Она тащила к выходу ведерко с навозом, когда к ее уху протянулась рука в грязном рукаве и, царапнув нестрижеными ногтями, потянула вверх:

– Ты, поганец, откуда взялся? Что, Юлдырь отправил? Чать, меня за ворота тепереча? – дыхнул ей в лицо чесноком тощий, сердитый дед.

– Чищу просто, – пискнула Юмья, вытягиваясь на цыпочках.

– А, – быстро успокоился дед, напоследок крутнув ухо, – так, принеси-подай. Как тебя кличут-то, пацан?

– Юмь… Юм, – сказала девочка.

– Давно туточки?

– Да часу не прошло. Чего делать, не знаю, смотрю, лопата, думаю, дай хоть почищу, все дело будет.

– Ишь ты какой, деловой воробей. А меня дед Шаркан зовут. Откуда взялся-то?

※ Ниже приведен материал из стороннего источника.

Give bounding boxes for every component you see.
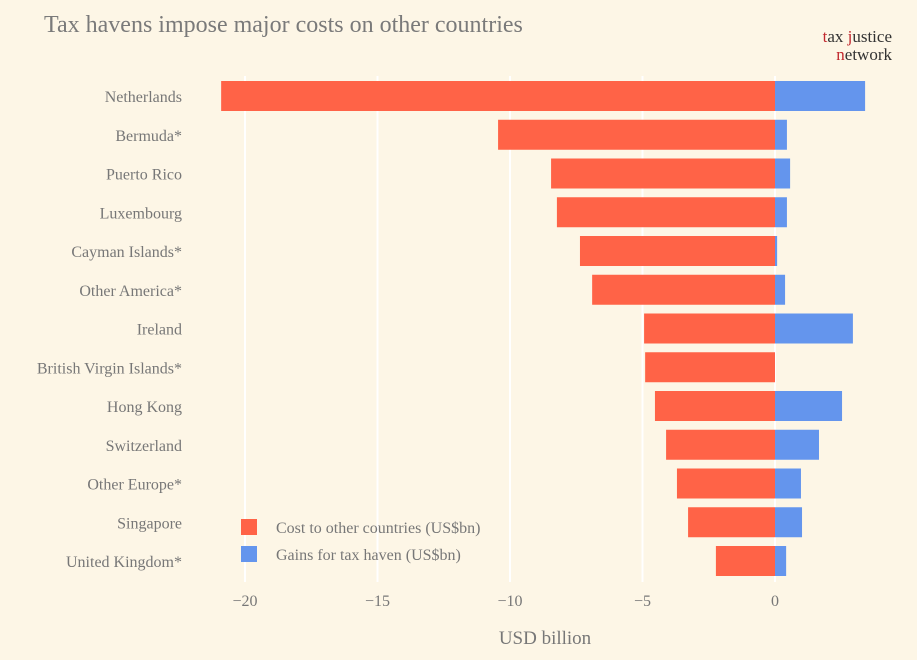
gain-bar bbox=[775, 546, 787, 576]
gain-bar bbox=[775, 158, 791, 189]
y-tick-label: Netherlands bbox=[105, 89, 182, 106]
y-tick-label: United Kingdom* bbox=[66, 554, 182, 571]
x-tick-label: −5 bbox=[634, 593, 651, 610]
cost-bar bbox=[498, 119, 775, 150]
cost-bar bbox=[579, 236, 775, 266]
y-tick-label: Bermuda* bbox=[115, 128, 182, 145]
gain-bar bbox=[775, 391, 843, 421]
y-tick-label: Switzerland bbox=[106, 438, 182, 455]
x-axis-label: USD billion bbox=[499, 628, 592, 649]
y-tick-label: Other America* bbox=[79, 283, 182, 300]
legend-label: Cost to other countries (US$bn) bbox=[276, 520, 480, 537]
y-tick-label: Puerto Rico bbox=[106, 167, 182, 184]
x-tick-label: −20 bbox=[232, 593, 257, 610]
legend-label: Gains for tax haven (US$bn) bbox=[276, 547, 461, 564]
gain-bar bbox=[775, 197, 787, 228]
cost-bar bbox=[644, 313, 775, 344]
y-tick-label: Cayman Islands* bbox=[71, 244, 182, 261]
chart-title: Tax havens impose major costs on other c… bbox=[44, 12, 523, 38]
cost-bar bbox=[688, 507, 775, 538]
cost-bar bbox=[654, 391, 775, 421]
cost-bar bbox=[221, 81, 775, 111]
y-tick-label: Other Europe* bbox=[87, 477, 182, 494]
gain-bar bbox=[775, 119, 787, 150]
x-tick-label: −15 bbox=[365, 593, 390, 610]
tax-justice-network-logo: tax justice network bbox=[822, 27, 892, 64]
y-tick-label: Singapore bbox=[117, 515, 182, 532]
cost-bar bbox=[592, 274, 775, 305]
gain-bar bbox=[775, 81, 866, 111]
gain-bar bbox=[775, 274, 786, 305]
cost-bar bbox=[551, 158, 775, 189]
cost-bar bbox=[556, 197, 775, 228]
gain-bar bbox=[775, 236, 778, 266]
x-tick-label: 0 bbox=[771, 593, 779, 610]
gain-bar bbox=[775, 429, 819, 460]
y-tick-label: Luxembourg bbox=[100, 205, 182, 222]
x-tick-label: −10 bbox=[497, 593, 522, 610]
cost-bar bbox=[666, 429, 775, 460]
gain-bar bbox=[775, 468, 801, 499]
cost-bar bbox=[715, 546, 775, 576]
y-tick-label: Ireland bbox=[137, 322, 182, 339]
cost-bar bbox=[645, 352, 775, 383]
y-tick-label: British Virgin Islands* bbox=[37, 360, 182, 377]
gain-bar bbox=[775, 313, 853, 344]
y-tick-label: Hong Kong bbox=[107, 399, 182, 416]
legend-swatch bbox=[241, 546, 257, 562]
cost-bar bbox=[676, 468, 775, 499]
gain-bar bbox=[775, 507, 803, 538]
legend-swatch bbox=[241, 519, 257, 535]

– Тетка привела. В лесу на заимке мы жили. А родителей у меня нету. А тетка привела, и ушла, и теперь все боюсь, вдруг чего не так сделаю, а тут, говорят, секут больно, а никого не знаю, и спросить не знаю кого, – сказала Юмья, смахивая слезы, очень кстати выступившие от такого знакомства.

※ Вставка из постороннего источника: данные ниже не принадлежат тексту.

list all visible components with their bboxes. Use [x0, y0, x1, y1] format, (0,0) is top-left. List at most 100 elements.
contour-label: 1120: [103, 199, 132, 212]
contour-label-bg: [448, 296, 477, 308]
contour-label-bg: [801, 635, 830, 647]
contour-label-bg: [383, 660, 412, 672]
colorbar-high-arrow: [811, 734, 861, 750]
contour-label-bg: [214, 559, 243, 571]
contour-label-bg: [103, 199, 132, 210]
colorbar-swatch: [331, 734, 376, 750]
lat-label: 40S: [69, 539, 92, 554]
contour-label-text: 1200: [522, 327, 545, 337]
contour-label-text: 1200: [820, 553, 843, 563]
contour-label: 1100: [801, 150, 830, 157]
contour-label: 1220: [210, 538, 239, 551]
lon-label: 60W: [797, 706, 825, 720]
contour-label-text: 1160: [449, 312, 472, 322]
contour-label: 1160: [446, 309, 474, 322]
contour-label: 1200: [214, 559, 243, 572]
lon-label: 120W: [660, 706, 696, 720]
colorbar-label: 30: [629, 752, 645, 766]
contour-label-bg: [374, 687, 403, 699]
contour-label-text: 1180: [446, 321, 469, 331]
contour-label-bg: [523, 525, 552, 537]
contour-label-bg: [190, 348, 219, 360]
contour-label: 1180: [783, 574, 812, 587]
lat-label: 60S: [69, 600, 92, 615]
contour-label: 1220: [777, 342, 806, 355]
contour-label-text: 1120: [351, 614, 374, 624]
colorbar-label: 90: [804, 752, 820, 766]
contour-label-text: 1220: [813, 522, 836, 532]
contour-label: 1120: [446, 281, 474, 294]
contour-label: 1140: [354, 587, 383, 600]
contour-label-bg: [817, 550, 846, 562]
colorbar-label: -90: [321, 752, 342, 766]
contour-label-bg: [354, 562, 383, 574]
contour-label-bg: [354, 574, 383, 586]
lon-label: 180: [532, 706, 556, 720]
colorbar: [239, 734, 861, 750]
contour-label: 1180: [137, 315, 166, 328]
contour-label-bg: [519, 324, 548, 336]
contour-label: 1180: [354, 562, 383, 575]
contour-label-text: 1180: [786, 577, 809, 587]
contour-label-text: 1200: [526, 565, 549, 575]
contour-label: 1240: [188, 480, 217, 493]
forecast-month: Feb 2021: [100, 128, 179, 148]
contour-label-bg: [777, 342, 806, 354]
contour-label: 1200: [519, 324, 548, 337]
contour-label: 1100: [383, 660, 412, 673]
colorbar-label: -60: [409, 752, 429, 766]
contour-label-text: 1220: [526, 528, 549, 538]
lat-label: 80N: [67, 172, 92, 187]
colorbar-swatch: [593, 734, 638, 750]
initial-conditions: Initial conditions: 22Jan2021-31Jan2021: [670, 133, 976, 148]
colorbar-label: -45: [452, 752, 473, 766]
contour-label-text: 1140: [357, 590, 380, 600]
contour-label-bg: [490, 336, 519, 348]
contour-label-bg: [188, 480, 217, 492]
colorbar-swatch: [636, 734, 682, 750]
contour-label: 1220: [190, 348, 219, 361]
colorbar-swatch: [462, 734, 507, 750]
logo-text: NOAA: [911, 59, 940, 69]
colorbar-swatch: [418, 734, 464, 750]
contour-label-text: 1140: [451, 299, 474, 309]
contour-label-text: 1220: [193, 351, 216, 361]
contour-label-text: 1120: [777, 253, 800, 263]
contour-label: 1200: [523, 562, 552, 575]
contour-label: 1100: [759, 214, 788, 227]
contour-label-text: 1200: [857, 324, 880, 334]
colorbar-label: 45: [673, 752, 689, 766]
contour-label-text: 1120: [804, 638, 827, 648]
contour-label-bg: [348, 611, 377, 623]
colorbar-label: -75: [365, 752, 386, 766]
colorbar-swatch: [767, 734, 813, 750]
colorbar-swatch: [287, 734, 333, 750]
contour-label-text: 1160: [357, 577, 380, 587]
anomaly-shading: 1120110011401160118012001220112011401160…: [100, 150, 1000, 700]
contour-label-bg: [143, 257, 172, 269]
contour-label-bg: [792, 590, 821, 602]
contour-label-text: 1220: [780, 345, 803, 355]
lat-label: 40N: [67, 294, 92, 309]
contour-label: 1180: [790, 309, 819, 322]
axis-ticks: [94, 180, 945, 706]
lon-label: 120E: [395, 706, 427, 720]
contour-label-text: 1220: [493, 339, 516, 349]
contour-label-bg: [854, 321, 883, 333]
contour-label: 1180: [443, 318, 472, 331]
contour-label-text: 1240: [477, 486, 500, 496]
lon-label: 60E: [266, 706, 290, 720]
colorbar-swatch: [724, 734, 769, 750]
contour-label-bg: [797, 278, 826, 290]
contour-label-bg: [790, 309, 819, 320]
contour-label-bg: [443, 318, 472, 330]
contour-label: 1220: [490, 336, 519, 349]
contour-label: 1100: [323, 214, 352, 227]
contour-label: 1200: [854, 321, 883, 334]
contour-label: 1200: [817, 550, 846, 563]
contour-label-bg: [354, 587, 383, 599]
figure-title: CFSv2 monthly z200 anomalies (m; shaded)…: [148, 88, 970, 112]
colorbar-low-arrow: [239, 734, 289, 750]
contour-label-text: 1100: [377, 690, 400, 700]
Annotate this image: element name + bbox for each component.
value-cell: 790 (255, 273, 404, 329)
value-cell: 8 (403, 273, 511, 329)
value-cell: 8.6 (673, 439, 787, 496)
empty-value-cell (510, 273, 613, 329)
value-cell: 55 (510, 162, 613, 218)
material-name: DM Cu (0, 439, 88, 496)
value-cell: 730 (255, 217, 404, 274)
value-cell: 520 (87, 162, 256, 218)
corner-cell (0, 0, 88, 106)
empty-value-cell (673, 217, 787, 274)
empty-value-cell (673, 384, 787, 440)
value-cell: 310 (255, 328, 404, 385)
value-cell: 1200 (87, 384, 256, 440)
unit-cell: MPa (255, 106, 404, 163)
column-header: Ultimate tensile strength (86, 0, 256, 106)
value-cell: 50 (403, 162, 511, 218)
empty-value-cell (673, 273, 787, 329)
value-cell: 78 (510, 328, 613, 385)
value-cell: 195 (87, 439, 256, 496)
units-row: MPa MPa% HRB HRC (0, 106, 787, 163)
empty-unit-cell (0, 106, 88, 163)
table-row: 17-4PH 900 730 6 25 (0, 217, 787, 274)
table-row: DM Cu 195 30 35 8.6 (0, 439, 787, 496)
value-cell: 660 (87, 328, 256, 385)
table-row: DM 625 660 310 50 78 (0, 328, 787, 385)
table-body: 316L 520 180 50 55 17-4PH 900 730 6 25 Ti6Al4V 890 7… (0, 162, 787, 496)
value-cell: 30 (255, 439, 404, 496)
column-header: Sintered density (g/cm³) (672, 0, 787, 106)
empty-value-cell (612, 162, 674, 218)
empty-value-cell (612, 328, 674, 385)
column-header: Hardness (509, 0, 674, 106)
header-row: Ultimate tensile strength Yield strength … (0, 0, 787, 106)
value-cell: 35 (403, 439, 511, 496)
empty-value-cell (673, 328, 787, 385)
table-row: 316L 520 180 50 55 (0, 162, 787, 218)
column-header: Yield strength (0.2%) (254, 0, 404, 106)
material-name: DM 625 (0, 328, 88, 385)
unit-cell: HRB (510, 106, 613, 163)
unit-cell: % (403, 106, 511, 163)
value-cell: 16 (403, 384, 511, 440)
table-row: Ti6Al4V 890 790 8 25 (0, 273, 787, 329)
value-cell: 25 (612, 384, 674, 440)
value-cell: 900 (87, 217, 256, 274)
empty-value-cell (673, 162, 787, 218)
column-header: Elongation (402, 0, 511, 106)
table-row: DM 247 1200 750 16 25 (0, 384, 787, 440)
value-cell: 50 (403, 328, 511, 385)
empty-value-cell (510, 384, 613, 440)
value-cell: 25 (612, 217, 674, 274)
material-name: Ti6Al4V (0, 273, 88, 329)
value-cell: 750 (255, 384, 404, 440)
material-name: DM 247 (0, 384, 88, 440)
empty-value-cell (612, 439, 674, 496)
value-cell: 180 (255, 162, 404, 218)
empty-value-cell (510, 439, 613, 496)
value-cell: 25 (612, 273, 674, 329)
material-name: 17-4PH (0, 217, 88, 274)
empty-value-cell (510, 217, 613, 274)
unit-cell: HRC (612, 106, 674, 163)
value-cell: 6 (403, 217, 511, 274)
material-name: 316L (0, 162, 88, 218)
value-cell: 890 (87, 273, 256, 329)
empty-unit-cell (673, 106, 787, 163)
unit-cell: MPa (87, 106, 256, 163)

– Ну ладно тебе реветь, глупости какие. Спать бушь тута на сеновале, ужин в людской на закате. А ты ничего парень, Лизавету не испугался. Она у нас поня характерная, Лизавета-то, не смотри, что мала, и кусается, и лягается, для барчука куплена, а барчук-то возьми да помри прошлым летом. То-то госпожа Орегона лютует.

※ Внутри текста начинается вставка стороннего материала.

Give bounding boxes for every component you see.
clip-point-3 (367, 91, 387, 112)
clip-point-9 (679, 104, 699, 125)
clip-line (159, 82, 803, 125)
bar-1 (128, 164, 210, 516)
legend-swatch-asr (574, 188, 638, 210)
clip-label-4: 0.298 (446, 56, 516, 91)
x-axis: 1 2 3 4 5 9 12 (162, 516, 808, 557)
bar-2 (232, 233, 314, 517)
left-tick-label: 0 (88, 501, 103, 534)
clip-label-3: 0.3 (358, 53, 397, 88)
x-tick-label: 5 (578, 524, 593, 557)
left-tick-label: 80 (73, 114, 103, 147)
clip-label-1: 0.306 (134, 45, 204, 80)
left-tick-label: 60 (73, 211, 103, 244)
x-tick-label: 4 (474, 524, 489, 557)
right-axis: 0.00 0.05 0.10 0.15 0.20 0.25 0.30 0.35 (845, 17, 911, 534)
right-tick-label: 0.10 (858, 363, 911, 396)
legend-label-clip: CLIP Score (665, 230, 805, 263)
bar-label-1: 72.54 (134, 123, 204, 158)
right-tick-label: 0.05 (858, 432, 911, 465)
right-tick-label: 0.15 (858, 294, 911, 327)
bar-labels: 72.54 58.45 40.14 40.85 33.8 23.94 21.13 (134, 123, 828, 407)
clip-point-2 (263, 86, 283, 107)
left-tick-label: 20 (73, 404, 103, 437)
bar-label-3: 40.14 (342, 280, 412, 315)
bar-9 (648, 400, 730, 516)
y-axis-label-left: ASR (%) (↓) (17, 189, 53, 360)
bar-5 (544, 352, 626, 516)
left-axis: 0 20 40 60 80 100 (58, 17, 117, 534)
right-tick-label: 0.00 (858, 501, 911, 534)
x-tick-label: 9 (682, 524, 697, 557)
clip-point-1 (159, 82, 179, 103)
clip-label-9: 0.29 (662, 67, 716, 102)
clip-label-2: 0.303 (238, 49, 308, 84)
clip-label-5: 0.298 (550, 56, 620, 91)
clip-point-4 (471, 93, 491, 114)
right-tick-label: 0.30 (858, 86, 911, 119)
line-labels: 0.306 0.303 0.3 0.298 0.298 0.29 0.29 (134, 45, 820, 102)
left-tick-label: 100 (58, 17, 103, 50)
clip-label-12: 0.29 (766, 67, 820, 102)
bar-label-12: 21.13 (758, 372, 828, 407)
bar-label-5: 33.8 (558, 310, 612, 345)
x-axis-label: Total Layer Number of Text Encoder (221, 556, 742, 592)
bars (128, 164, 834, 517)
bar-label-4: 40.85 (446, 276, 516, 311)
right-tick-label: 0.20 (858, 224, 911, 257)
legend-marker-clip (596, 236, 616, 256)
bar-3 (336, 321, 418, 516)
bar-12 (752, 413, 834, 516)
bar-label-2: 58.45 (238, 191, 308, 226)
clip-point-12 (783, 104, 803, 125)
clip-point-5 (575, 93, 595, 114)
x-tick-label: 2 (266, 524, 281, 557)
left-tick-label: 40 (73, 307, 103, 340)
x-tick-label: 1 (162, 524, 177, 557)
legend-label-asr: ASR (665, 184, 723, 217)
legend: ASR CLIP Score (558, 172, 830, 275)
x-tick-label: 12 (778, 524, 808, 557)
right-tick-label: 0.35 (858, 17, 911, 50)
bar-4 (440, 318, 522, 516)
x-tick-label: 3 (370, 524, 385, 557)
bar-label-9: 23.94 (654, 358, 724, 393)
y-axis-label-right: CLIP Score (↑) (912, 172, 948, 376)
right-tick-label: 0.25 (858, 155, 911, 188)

– А разве у госпожи Орегоны ребеночек был?

– Ейный сродственник был, племяш вроде. Ан возьми да убеги в прошлую Масленицу на пруд по льду кататься. Ну и провалился. Сгорел за ночь. Нянь его простудился чуть не до смерти, нырял за ним, вынул, но жалел, небось, что сам-то не утоп, его потом госпожа Орегона засекла с солью, до весны гнил, как чуть оживет, опять на секу тащили.

– А у вас травника-то в крепости нету? От поверхностных ран очень хорошие травки есть, я знаю одного человека, старый Бий зовут, его одна травница выходила за месяц, а он крышу чинил да разбился, места живого не было, кости торчали наружу… И от лихорадки – вон же ведьминой метелки сколько прямо на заднем дворе растет…

– Туточки вот какое дело. Госпожа Орегона травника на костре спалила, сказала, у ей прыщи пошли, небось тот ее сглазил. А через день ее малыш под лед и провалился. Был бы травник, может, и ребенок жив бы остался. С того дня госпожа просто лютует. Небось, с такой виной не живется, надо очень лютовать, чтобы на вину не смотреть. Всем хватает, по сей день небо с овчинку. Ты смотри, держись от ней подале, заметит – со свету сживет. Она поваренка летом засекла до чахотки, а всего вины было – тень его на тень госпожи пала. А поваренок-то у самой Камбарки сродственник был, не посмотрела, чья кровь!

– А кем он приходился госпоже Камбарке?

– Ишь ты, воробей, все бы тебе трещать, – вдруг подхватился словоохотливый старожил, – так и ужин протрещишь. Ты давай убери у Лизаветы в стойле, а я побреду в людскую, хошь, и тебе принесу? Надо еще в проходе подмести, да воды натаскать в бадью, а то если Лудорвай придет, а в бадье сухо, всем мало не покажется! – бодро скомандовал дедок и умелся.